高校と同じように進路指導というものがあったのですが、私はイタリア料理の教授に 「 どこでもいいですから、とにかく日本で一番のイタリア料理店を紹介してください 」 と頼みました。そこで紹介されたのが、当時、東京の麻布にあった 「 アントニオ 」 でした。
もうお亡くなりになられましたが、店主の アントニオ・カンチェーミ氏はイタリア海軍最高司令長官付きのグランシェフで、イタリア降伏の際、乗船していた船が故障し、たまたま神戸に停泊することになり、そのまま日本に残られることになったのです。終戦後には GHQ最高司令官のマッカーサーのシェフを一時期勤めてられました。
日本にエスプレッソマシーンを持ち込んだ方としても有名ですが、日本にピザを伝えたといわれるニコラスさん、宝塚にある アモーレ・アベーラ のアベーラさん、そして神戸 ドンナロイア のドンナロイアさんなどと並んで日本のイタリア料理史を作った第一人者と言われている方でもありました。
尊敬する教授から 「 日本では一番レベルが高い 」 と言われたらので、何の疑いもなく、推薦していただき東京に出ることになったのです。
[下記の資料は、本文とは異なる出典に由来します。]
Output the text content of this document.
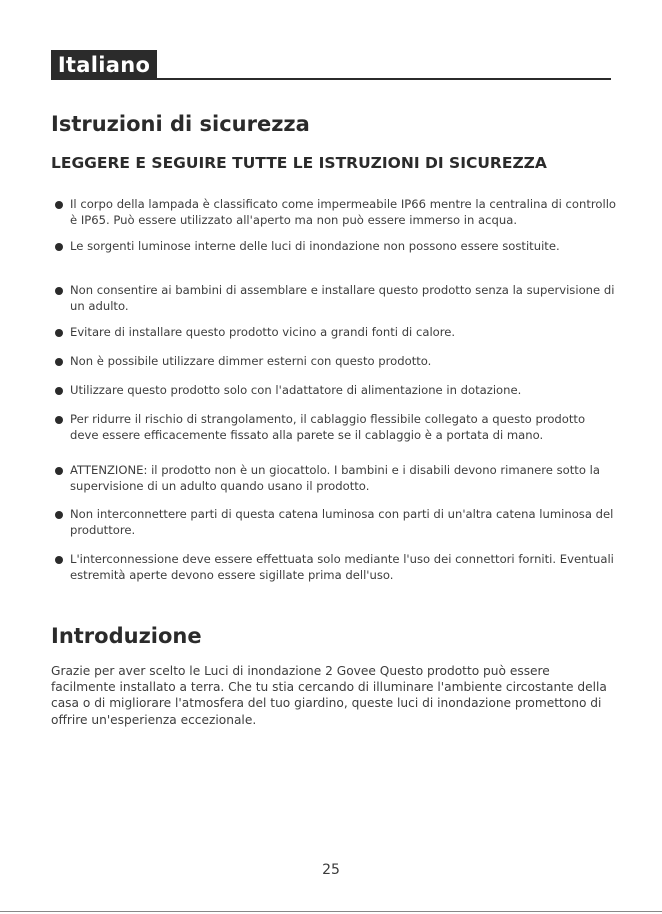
Italiano
Istruzioni di sicurezza
LEGGERE E SEGUIRE TUTTE LE ISTRUZIONI DI SICUREZZA
Il corpo della lampada è classificato come impermeabile IP66 mentre la centralina di controllo è IP65. Può essere utilizzato all'aperto ma non può essere immerso in acqua.
Le sorgenti luminose interne delle luci di inondazione non possono essere sostituite.
Non consentire ai bambini di assemblare e installare questo prodotto senza la supervisione di un adulto.
Evitare di installare questo prodotto vicino a grandi fonti di calore.
Non è possibile utilizzare dimmer esterni con questo prodotto.
Utilizzare questo prodotto solo con l'adattatore di alimentazione in dotazione.
Per ridurre il rischio di strangolamento, il cablaggio flessibile collegato a questo prodotto deve essere efficacemente fissato alla parete se il cablaggio è a portata di mano.
ATTENZIONE: il prodotto non è un giocattolo. I bambini e i disabili devono rimanere sotto la supervisione di un adulto quando usano il prodotto.
Non interconnettere parti di questa catena luminosa con parti di un'altra catena luminosa del produttore.
L'interconnessione deve essere effettuata solo mediante l'uso dei connettori forniti. Eventuali estremità aperte devono essere sigillate prima dell'uso.
Introduzione

Grazie per aver scelto le Luci di inondazione 2 Govee Questo prodotto può essere facilmente installato a terra. Che tu stia cercando di illuminare l'ambiente circostante della casa o di migliorare l'atmosfera del tuo giardino, queste luci di inondazione promettono di offrire un'esperienza eccezionale.

25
「 アントニオ 」 には3年間お世話になったのですが、修業とともにイタリアへの思いがつのった3年間でしたね。何しろ当時は ”本物” のイタリア食材というものがほとんどない時代でしたから、本物を見たくて仕方がなくなるわけですよ。
特に実際のレストランになると、やはりコストということを考えなくてはならないじゃないですか。そうなると最高級品ばかり使うということはできなくなりますよね。そうすると代替品みたいなものを使わざるを得ない。
例えば、詳しくは言えないのですが・・・(笑)。イタリア料理には子牛のチーズ焼とか子牛のスカロッピーニなどというような子牛の料理があるんですけれど、当時子牛の肉を売っていたのは明治屋さんくらいでしたからね・・・(笑)。
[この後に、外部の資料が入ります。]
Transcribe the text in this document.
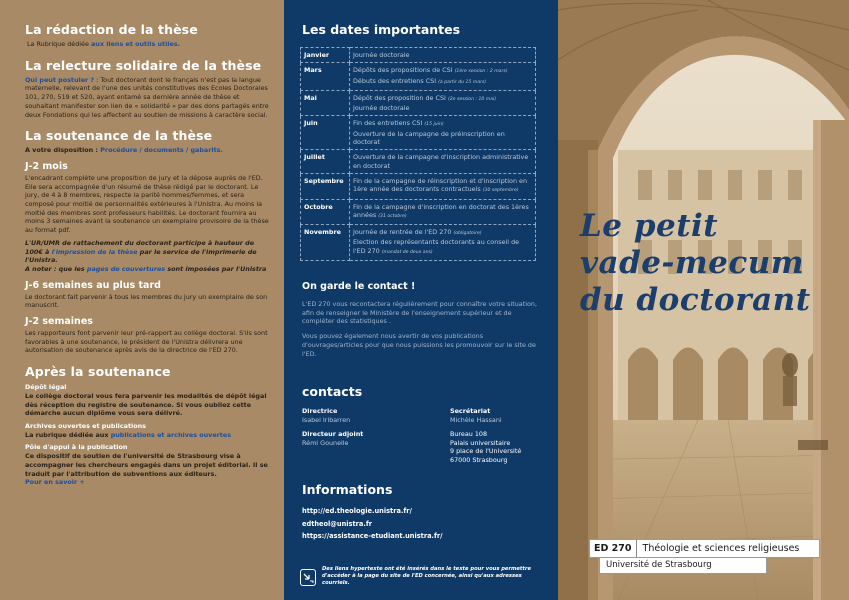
La rédaction de la thèse

La Rubrique dédiée aux liens et outils utiles.

La relecture solidaire de la thèse

Qui peut postuler ? : Tout doctorant dont le français n'est pas la langue maternelle, relevant de l'une des unités constitutives des Ecoles Doctorales 101, 270, 519 et 520, ayant entamé sa dernière année de thèse et souhaitant manifester son lien de « solidarité » par des dons partagés entre deux Fondations qui les affectent au soutien de missions à caractère social.

La soutenance de la thèse

A votre disposition : Procédure / documents / gabarits.

J-2 mois

L'encadrant complète une proposition de jury et la dépose auprès de l'ED. Elle sera accompagnée d'un résumé de thèse rédigé par le doctorant. Le jury, de 4 à 8 membres, respecte la parité hommes/femmes, et sera composé pour moitié de personnalités extérieures à l'Unistra. Au moins la moitié des membres sont professeurs habilités. Le doctorant fournira au moins 3 semaines avant la soutenance un exemplaire provisoire de la thèse au format pdf.

L'UR/UMR de rattachement du doctorant participe à hauteur de 100€ à l'impression de la thèse par le service de l'imprimerie de l'Unistra.
A noter : que les pages de couvertures sont imposées par l'Unistra

J-6 semaines au plus tard

Le doctorant fait parvenir à tous les membres du jury un exemplaire de son manuscrit.

J-2 semaines

Les rapporteurs font parvenir leur pré-rapport au collège doctoral. S'ils sont favorables à une soutenance, le président de l'Unistra délivrera une autorisation de soutenance après avis de la directrice de l'ED 270.

Après la soutenance

Dépôt légal

Le collège doctoral vous fera parvenir les modalités de dépôt légal dès réception du registre de soutenance. Si vous oubliez cette démarche aucun diplôme vous sera délivré.

Archives ouvertes et publications

La rubrique dédiée aux publications et archives ouvertes

Pôle d'appui à la publication

Ce dispositif de soutien de l'université de Strasbourg vise à accompagner les chercheurs engagés dans un projet éditorial. Il se traduit par l'attribution de subventions aux éditeurs.

Pour en savoir +

Les dates importantes
Janvier	Journée doctorale

Mars	Dépôts des propositions de CSI (1ère session : 2 mars)
Débuts des entretiens CSI (à partir du 15 mars)

Mai	Dépôt des proposition de CSI (2e session : 10 mai)
Journée doctorale

Juin	Fin des entretiens CSI (15 juin)
Ouverture de la campagne de préinscription en doctorat

Juillet	Ouverture de la campagne d'inscription administrative en doctorat

Septembre	Fin de la campagne de réinscription et d'inscription en 1ère année des doctorants contractuels (30 septembre)

Octobre	Fin de la campagne d'inscription en doctorat des 1ères années (31 octobre)

Novembre	Journée de rentrée de l'ED 270 (obligatoire)
Election des représentants doctorants au conseil de l'ED 270 (mandat de deux ans)
On garde le contact !

L'ED 270 vous recontactera régulièrement pour connaître votre situation, afin de renseigner le Ministère de l'enseignement supérieur et de compléter des statistiques .

Vous pouvez également nous avertir de vos publications d'ouvrages/articles pour que nous puissions les promouvoir sur le site de l'ED.

contacts
Directrice
Isabel Iribarren
Directeur adjoint
Rémi Gounelle
Secrétariat
Michèle Hassani
Bureau 108
Palais universitaire
9 place de l'Université
67000 Strasbourg
Informations
http://ed.theologie.unistra.fr/
edtheol@unistra.fr
https://assistance-etudiant.unistra.fr/
Des liens hypertexte ont été insérés dans le texte pour vous permettre d'accéder à la page du site de l'ED concernée, ainsi qu'aux adresses courriels.
Le petit
vade-mecum
du doctorant
ED 270	Théologie et sciences religieuses
Université de Strasbourg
生ハムもそうでしたよね。当時はイタリアから輸入される前でしたから。その頃日本にあった生ハムといえば、今もありますけれど、御殿場の米久が唯一でした。
アーティチョーク、ズッキーニなどの植物食材なんかもそうでしたよね。名前は良く聞くんですけれど、本物を見ることができない。唯一あったのが缶詰のもの。それをピッツァに散りばめたりするんですけれど、原型がどんな形をしているのか全くわからないわけですよ。
本物の子牛を使った料理がしたい、本物の生ハムってどんな味がするのだろう、アーティチョークってどんな形をしているんだろうと頭の中はクエスチョンだらけでとにかく本場のイタリアに行きたくて、行きたくてしょうがなくなくなりました。それで3年間お世話になった後でイタリアに行く決心をしたわけです。もちろん “軍資金” などなかったので、半年位アルバイトをして必死で渡航費を捻出して、翌年イタリアに行くことになったのです。
渡辺 陽一
ピッツェリア PARTENOPE(パルテノペ) 総料理長
1961年愛知県出身。
高校卒業後、辻学園日本調理師専門学校(現、辻学園調理・製菓専門学校)入学。
専門学校卒業後、イタリア料理の老舗「アントニオ」に入社。
3年間の勤務の後イタリアに渡り、3年間の修行後帰国。その後再びイタリアに渡り延べ10年間をイタリアで過ごす。
2000年東京・広尾にピッツェリア PARTENOPE(パルテノペ)をオープン。その後、恵比寿、品川、横浜にパルテノペをオープンし、現在は、4店舗の総料理長。